Its shares swung between heavy losses and gains to settle 5% higher after the bell as the athleisure wear maker's profit beat estimates and it promised to speed up efforts to improve the product mix.
The company has seen a slow start to 2024 after years of strong growth as persistent inflation led to selective spending by shoppers.
Its women's business has taken a hit from slower innovation in seasonal apparel, lower stock of smaller sizes and color and product missteps.
Lululemon (NASDAQ:LULU) had to pull its "Breezethrough" leggings from stores and website within weeks of its July launch as customers complained about the fit, material and seams, resulting in fewer new options for women's bottom wears.

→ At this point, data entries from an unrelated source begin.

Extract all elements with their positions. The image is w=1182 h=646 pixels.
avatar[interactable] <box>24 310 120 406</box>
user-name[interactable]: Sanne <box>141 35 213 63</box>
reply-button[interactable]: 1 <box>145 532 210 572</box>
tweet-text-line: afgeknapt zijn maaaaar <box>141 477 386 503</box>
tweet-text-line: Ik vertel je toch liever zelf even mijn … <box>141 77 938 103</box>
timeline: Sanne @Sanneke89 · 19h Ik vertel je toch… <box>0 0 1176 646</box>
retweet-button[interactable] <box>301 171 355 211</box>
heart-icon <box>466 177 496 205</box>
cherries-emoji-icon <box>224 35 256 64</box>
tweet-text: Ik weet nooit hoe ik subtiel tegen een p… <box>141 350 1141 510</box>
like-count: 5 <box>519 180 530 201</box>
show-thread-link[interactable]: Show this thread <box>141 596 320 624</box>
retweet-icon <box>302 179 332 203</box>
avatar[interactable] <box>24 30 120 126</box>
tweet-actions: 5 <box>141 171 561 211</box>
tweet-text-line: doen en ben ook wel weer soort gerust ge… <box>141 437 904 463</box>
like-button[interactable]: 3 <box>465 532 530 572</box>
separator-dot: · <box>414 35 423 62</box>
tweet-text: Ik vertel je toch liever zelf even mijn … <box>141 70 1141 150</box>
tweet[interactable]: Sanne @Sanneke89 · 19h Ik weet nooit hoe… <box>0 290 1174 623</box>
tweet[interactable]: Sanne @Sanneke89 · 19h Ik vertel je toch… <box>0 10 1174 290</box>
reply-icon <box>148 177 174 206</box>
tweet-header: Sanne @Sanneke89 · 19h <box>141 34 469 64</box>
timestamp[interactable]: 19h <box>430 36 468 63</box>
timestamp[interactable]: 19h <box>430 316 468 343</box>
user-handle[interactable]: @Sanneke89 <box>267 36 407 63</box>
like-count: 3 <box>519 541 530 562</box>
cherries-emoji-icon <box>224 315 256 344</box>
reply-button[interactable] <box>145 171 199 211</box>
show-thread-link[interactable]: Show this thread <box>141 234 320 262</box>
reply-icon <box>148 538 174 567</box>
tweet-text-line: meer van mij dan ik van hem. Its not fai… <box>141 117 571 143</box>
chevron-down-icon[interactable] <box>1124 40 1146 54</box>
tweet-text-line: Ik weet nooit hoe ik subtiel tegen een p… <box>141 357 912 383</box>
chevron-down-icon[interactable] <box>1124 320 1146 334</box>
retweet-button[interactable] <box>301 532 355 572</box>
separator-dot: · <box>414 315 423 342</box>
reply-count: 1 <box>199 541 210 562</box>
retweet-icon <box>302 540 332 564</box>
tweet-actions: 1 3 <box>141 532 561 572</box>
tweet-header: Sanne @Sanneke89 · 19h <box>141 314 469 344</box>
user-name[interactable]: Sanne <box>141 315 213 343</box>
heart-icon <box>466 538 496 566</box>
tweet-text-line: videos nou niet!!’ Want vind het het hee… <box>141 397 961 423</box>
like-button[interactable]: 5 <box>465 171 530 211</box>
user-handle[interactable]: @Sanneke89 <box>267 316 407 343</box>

"For 2025, we are fast-tracking new styles within performance, shorts, tops, and track suits," CEO Calvin McDonald said on a post earnings call.
"We are optimistic that we will begin to see the benefits of these strategies over the upcoming quarter."

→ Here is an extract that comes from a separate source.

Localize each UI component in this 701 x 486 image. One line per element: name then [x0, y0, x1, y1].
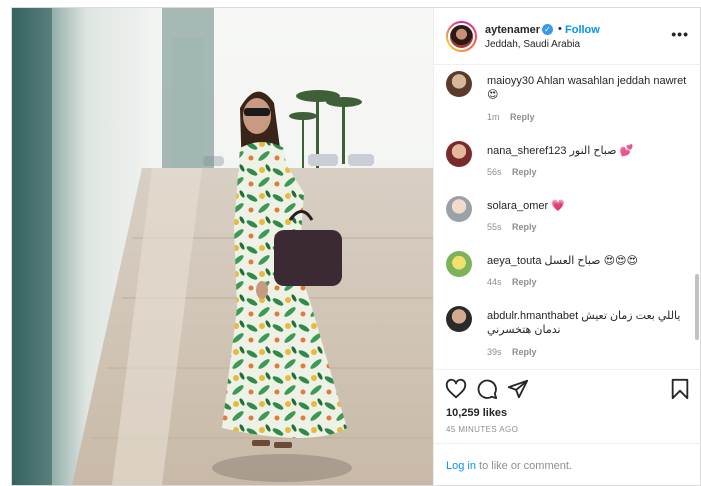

Lower promotions and a tight check on costs aided gross margin which 80 basis points in the quarter.
The company's shares have declined about 14% in the last three months as investors braced for a forecast cut. They have lost nearly half of their value this year.

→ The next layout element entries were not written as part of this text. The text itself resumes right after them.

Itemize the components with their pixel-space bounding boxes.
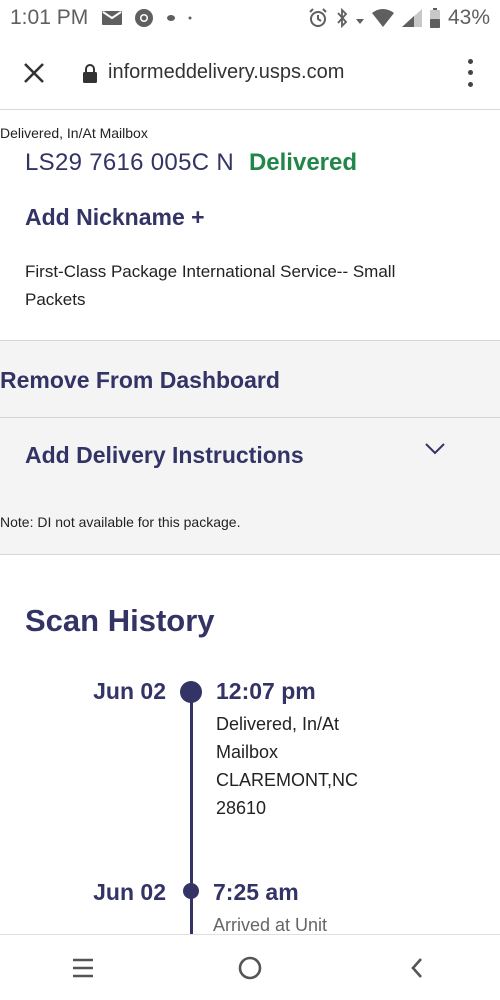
tracking-status: Delivered [248, 149, 358, 176]
recent-apps-icon[interactable] [63, 948, 103, 988]
status-bar: 1:01 PM 43% [0, 0, 500, 36]
scan-description-line: Mailbox [216, 742, 279, 762]
system-navigation-bar [0, 934, 500, 1000]
home-icon[interactable] [230, 948, 270, 988]
scan-date: Jun 02 [93, 678, 166, 704]
remove-row: Remove From Dashboard [0, 341, 500, 417]
back-icon[interactable] [397, 948, 437, 988]
signal-icon [401, 9, 422, 27]
wifi-icon [371, 9, 394, 27]
package-status-summary: Delivered, In/At Mailbox [0, 125, 148, 141]
chrome-icon [134, 8, 154, 28]
chevron-down-icon[interactable] [424, 442, 446, 456]
di-note: Note: DI not available for this package. [0, 514, 241, 530]
scan-description-line: Arrived at Unit [213, 915, 328, 934]
remove-from-dashboard-link[interactable]: Remove From Dashboard [0, 367, 280, 394]
mail-icon [102, 11, 123, 25]
browser-toolbar: informeddelivery.usps.com [0, 36, 500, 110]
close-icon[interactable] [19, 58, 49, 88]
delivery-instructions-section: Add Delivery Instructions Note: DI not a… [0, 418, 500, 554]
service-type: First-Class Package International Servic… [25, 262, 396, 309]
package-card: Delivered, In/At Mailbox LS29 7616 005C … [0, 110, 500, 340]
tracking-row: LS29 7616 005C N Delivered [25, 149, 357, 177]
tracking-number: LS29 7616 005C N [25, 149, 234, 176]
scan-date: Jun 02 [93, 879, 166, 905]
add-delivery-instructions-toggle[interactable]: Add Delivery Instructions [25, 442, 304, 469]
battery-icon [429, 8, 440, 28]
add-nickname-link[interactable]: Add Nickname + [25, 204, 205, 231]
status-time: 1:01 PM [10, 6, 89, 29]
scan-description-line: CLAREMONT,NC [216, 770, 359, 790]
scan-description: Delivered, In/At Mailbox CLAREMONT,NC 28… [216, 710, 416, 822]
timeline-dot [183, 883, 199, 899]
alarm-icon [308, 8, 328, 28]
scan-description: Arrived at Unit [213, 911, 413, 934]
scan-time: 12:07 pm [216, 678, 316, 704]
scan-time: 7:25 am [213, 879, 299, 905]
scan-history-section: Scan History Jun 02 12:07 pm Delivered, … [0, 555, 500, 934]
data-arrows-icon [355, 11, 364, 25]
more-options-icon[interactable] [465, 58, 475, 87]
scan-description-line: 28610 [216, 798, 267, 818]
lock-icon [82, 63, 98, 83]
bluetooth-icon [336, 8, 348, 28]
dot-icon [166, 14, 176, 22]
scan-history-title: Scan History [25, 603, 215, 638]
battery-percentage: 43% [447, 6, 490, 29]
timeline-dot [180, 681, 202, 703]
scan-description-line: Delivered, In/At [216, 714, 340, 734]
url-text[interactable]: informeddelivery.usps.com [108, 61, 344, 84]
small-dot-icon [188, 16, 192, 20]
page-content: Delivered, In/At Mailbox LS29 7616 005C … [0, 110, 500, 934]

Comparable sales rose 2%, but missed expectations of a 6.05% increase, driven by a 3% decline in sales in Americas. Comparable sale surged 21% in China.
"Athleisure spending continues to wane overall, but we have also seen Alo and Vuori continue to gain share against Lulu," Jefferies analyst Randy Konik said.
The company expects fiscal 2024 net revenue in the range of $10.38 billion to $10.48 billion compared with a prior forecast of $10.70 billion to $10.80 billion.
It expects to earn $13.95 to $14.15 per share compared with its previous forecast of between $14.27 to $14.47.
In the second quarter, it earned $3.15 per share, better than LSEG estimates of $2.93.